The beginning of Sankey's video is not nearly as offensive as I thought it'd be. As for the throw-offs, "leading spectators down the garden path," I have no problem with them provided you later do something that cancels out such methods. The problem with this, of course, is that if magicians can eliminate one method, then they will more than likely be able to deduce the correct method.
In other words, it's perfectly OK to give the impression that you have an object held in palm. Let them believe that you're palming something, but at one point, show your hand open and empty. Don't plunge it into your pockets.
Some of my favorite tricks are the kind where people think they have a method and then you explode it. Effect: the performer fans through the cards face up, casually says, "they're all different, right?"
"Yes."
"Say 'stop' whenever you want."
A card has been chosen and the magician again emphasizes, "You could have picked any card you wanted, right?"
"Yes."
The magician removes four cards from the pack, explaining that "each will tell me something about your card." These cards are flipped over one at a time, and each of them match the selection! Despite the previous confirmation that "all of the cards are different," and the spectator had a free-choice, the scallywag magician is using multiple duplicates. It's evident the spectator did NOT have a free choice!

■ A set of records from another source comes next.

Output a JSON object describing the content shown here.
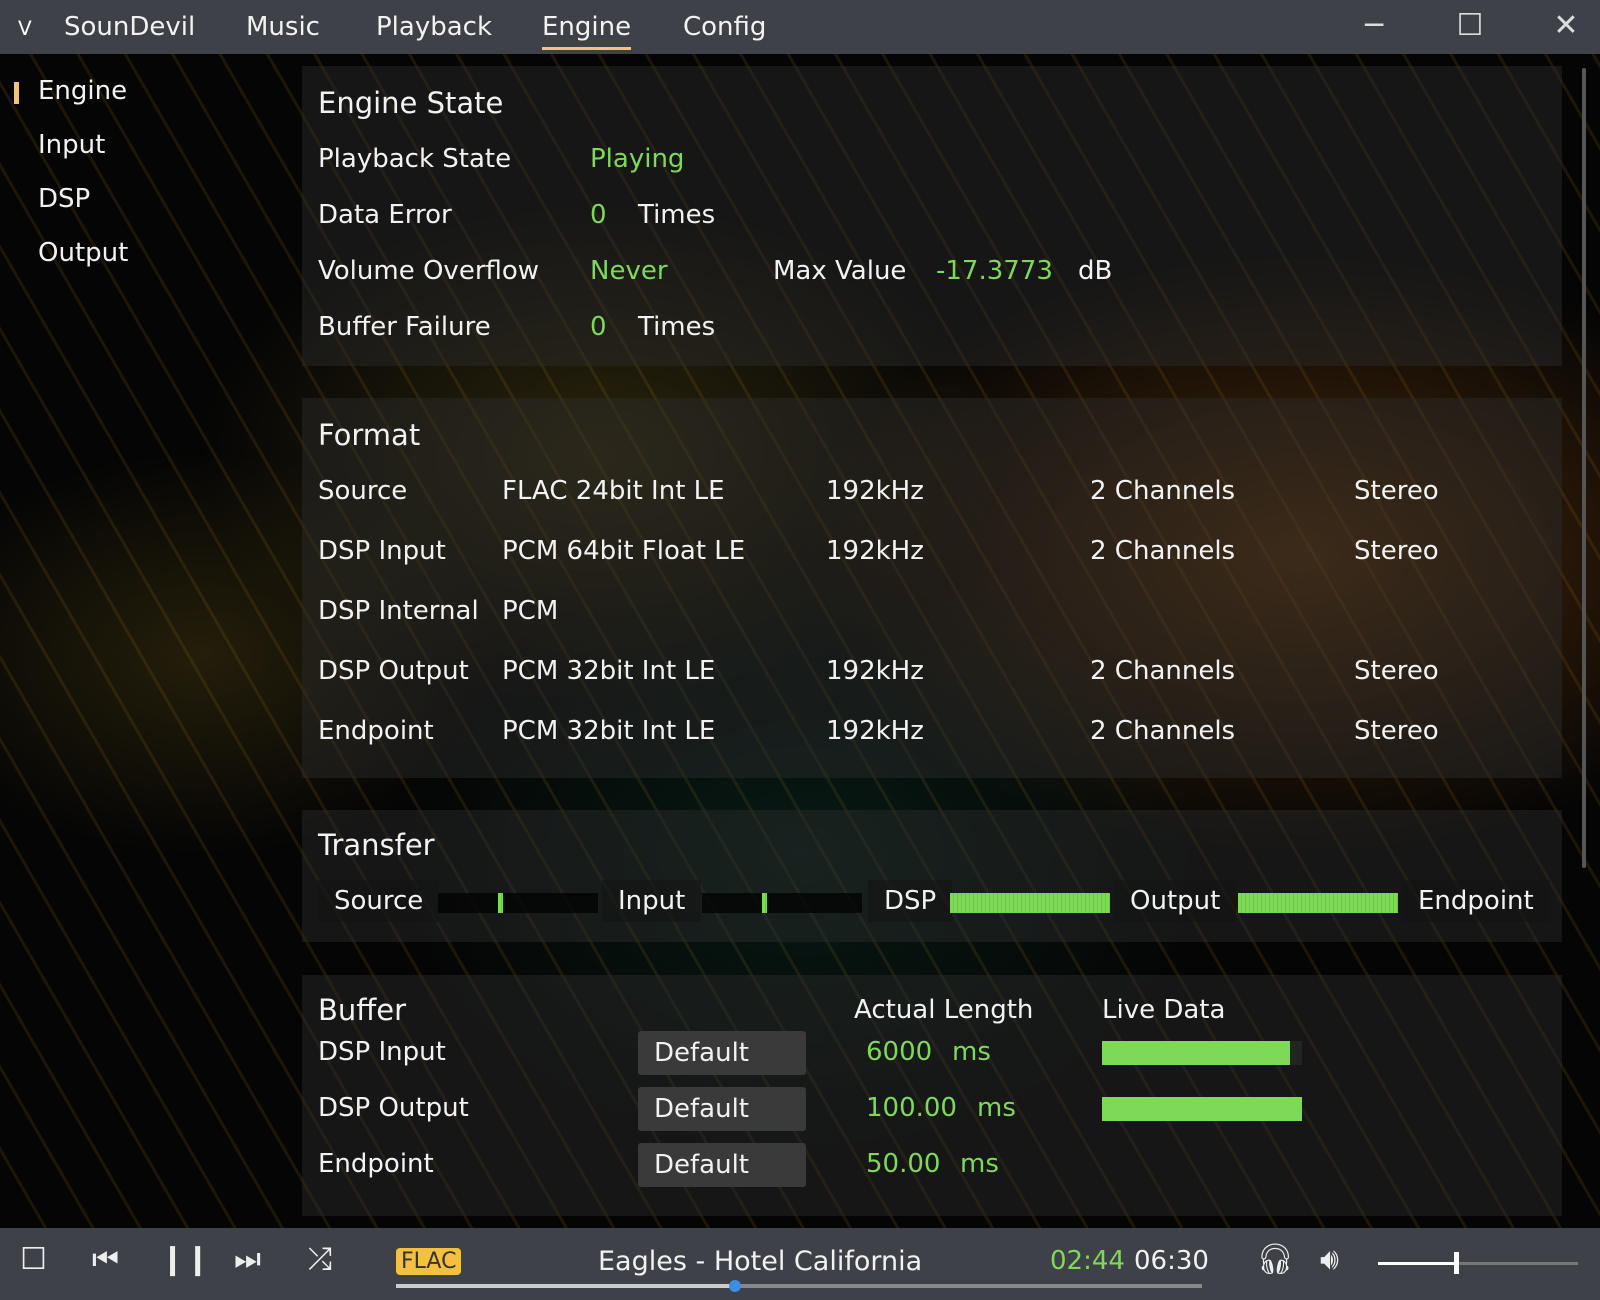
{
  "app": {
    "name": "SounDevil"
  },
  "menu": [
    "Music",
    "Playback",
    "Engine",
    "Config"
  ],
  "sidebar": [
    "Engine",
    "Input",
    "DSP",
    "Output"
  ],
  "engine_state": {
    "title": "Engine State",
    "playback_label": "Playback State",
    "playback_value": "Playing",
    "data_error_label": "Data Error",
    "data_error_value": "0",
    "data_error_unit": "Times",
    "overflow_label": "Volume Overflow",
    "overflow_value": "Never",
    "max_label": "Max Value",
    "max_value": "-17.3773",
    "max_unit": "dB",
    "buffer_failure_label": "Buffer Failure",
    "buffer_failure_value": "0",
    "buffer_failure_unit": "Times"
  },
  "format": {
    "title": "Format",
    "rows": [
      [
        "Source",
        "FLAC 24bit Int LE",
        "192kHz",
        "2 Channels",
        "Stereo"
      ],
      [
        "DSP Input",
        "PCM 64bit Float LE",
        "192kHz",
        "2 Channels",
        "Stereo"
      ],
      [
        "DSP Internal",
        "PCM",
        "",
        "",
        ""
      ],
      [
        "DSP Output",
        "PCM 32bit Int LE",
        "192kHz",
        "2 Channels",
        "Stereo"
      ],
      [
        "Endpoint",
        "PCM 32bit Int LE",
        "192kHz",
        "2 Channels",
        "Stereo"
      ]
    ]
  },
  "transfer": {
    "title": "Transfer",
    "stages": [
      "Source",
      "Input",
      "DSP",
      "Output",
      "Endpoint"
    ],
    "levels_percent": [
      5,
      3,
      100,
      100
    ]
  },
  "buffer": {
    "title": "Buffer",
    "actual_length_header": "Actual Length",
    "live_data_header": "Live Data",
    "rows": [
      {
        "label": "DSP Input",
        "mode": "Default",
        "length": "6000",
        "unit": "ms",
        "live_percent": 94
      },
      {
        "label": "DSP Output",
        "mode": "Default",
        "length": "100.00",
        "unit": "ms",
        "live_percent": 100
      },
      {
        "label": "Endpoint",
        "mode": "Default",
        "length": "50.00",
        "unit": "ms",
        "live_percent": 0
      }
    ]
  },
  "player": {
    "format_badge": "FLAC",
    "track": "Eagles - Hotel California",
    "elapsed": "02:44",
    "duration": "06:30",
    "progress_percent": 42,
    "volume_percent": 39
  },
  "colors": {
    "accent": "#f4c27a",
    "green": "#7ed957",
    "titlebar": "#3f4148"
  }
}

Then the fun moment comes: "this trick doesn't use four [whatevers]. It uses the four aces." And then the selection apparently vanishes and we see all four cards as different aces.
Exploding false solutions is fun. It's not fun when you leave those solutions hanging.
Maybe it was the UK show, but Fool Us had a couple Swedes on and they were performing some trick as a duo where (I believe) a playing card ended up in one of their duct-tape covered pie-holes. When the signed card is removed from the mouth with tongs, there's a suspicious action long-associated with a move popularized in Sankey's Paperclipped. It looks exactly like a switch, which I think is what Penn & Teller guessed. The guys said they did not use ad switch, in which case they did a pretty crappy magic trick.
I can do a trick where a spectator removes a card from the deck. The deck is shuffled. I explain that I can look at each of the remaining cards and deduce, in less than thirty seconds, the identity of the selection. There are multiple ways of accomplishing this effect, and I would be remiss if I did not 1) make it clear that it's a free selection; 2) make it clear that I have not seen the back of the card. Otherwise I could use a variety of methods, and the typical layperson will believe that it's a marked deck.
That situation with Teller in Egypt is different than the one with Sankey It's the difference between giving and taking. The cups and balls magician was giving; he did the trick for Teller. Sankey was taking; he performed for bragging rights.